Hi all. I had thought that the alpha-diversity metrics derived from “qiime diversity core-metrics-phylogenetic” command (e.g., data folders like shannon_vector, faith_pd_vector) should be the last value of each row in the exported alpha rarefaction data derived from “qiime diversity alpha-rarefaction” command. However recently, I just found the these values are different. In fact, it seems that the results from the “core-metrics-phylogenetic” do not equal to any of the values among the last ten iteration values with the maximum sequencing depths in the rarefaction data, although they are close to each other. Is there anyone who knows about this issue? What is the relationship between the two results?

Welcome to the forum @fanwayne!

This result is expected.
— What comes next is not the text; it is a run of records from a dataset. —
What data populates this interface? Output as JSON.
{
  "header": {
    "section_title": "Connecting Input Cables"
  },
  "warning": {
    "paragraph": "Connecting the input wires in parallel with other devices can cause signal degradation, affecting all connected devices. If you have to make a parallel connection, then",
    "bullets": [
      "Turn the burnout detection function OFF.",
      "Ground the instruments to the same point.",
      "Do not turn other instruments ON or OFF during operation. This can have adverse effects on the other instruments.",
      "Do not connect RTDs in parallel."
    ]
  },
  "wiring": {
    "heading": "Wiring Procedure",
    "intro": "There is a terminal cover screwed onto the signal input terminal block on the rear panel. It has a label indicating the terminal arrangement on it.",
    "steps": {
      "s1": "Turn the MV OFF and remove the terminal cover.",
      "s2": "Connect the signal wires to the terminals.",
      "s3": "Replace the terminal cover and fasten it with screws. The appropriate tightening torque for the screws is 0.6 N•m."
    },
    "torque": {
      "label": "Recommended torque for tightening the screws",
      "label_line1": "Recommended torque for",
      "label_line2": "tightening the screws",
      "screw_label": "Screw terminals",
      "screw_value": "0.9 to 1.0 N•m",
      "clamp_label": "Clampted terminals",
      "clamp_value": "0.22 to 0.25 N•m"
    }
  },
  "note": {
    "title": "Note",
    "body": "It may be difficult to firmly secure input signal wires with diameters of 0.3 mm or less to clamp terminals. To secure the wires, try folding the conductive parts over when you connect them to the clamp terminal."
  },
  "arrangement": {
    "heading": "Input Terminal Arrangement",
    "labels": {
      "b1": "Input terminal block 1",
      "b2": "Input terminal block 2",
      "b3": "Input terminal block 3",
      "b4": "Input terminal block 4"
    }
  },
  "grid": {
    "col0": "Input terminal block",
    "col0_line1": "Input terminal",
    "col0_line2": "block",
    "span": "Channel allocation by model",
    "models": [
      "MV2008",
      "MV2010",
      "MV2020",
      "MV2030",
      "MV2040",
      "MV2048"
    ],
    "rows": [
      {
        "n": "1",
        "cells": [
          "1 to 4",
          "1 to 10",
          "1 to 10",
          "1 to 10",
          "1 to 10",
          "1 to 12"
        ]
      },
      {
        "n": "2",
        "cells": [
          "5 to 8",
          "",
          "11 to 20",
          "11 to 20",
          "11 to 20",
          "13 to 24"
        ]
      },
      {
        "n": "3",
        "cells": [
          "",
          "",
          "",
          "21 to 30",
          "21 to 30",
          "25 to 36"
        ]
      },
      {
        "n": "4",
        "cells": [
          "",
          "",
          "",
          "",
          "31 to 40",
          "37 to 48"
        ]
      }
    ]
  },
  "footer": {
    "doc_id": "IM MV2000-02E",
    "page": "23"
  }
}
Any time a random subsample is taken from a collection of sequences for estimating alpha diversity, the selection of sequences may be different, leading to slightly different estimates each time. This is what is occurring when you run alpha rarefaction or core metrics — even if the same rarefaction depth is being chosen, each iteration will yield a slightly different result because different random subsamples are being taken, causing drop-out or drop-on of distinct sequences.

These results should more or less converge as rarefaction depth increases but there still may be some variation. At low rarefaction depth high variation is expected. Look at the rarefaction curve to determine what low and high subsampling depths are for your samples. Choose the highest possible subsampling depth so that the alpha diversity results become more stable and representative of the true diversity of those communities.

Incidentally, this is the goal behind alpha rarefaction: to determine at what subsampling depth alpha diversity results saturate and stabilize, so that accurate estimates may be achieved!

3 Likes

Thank you so much for your explanation!

1 Like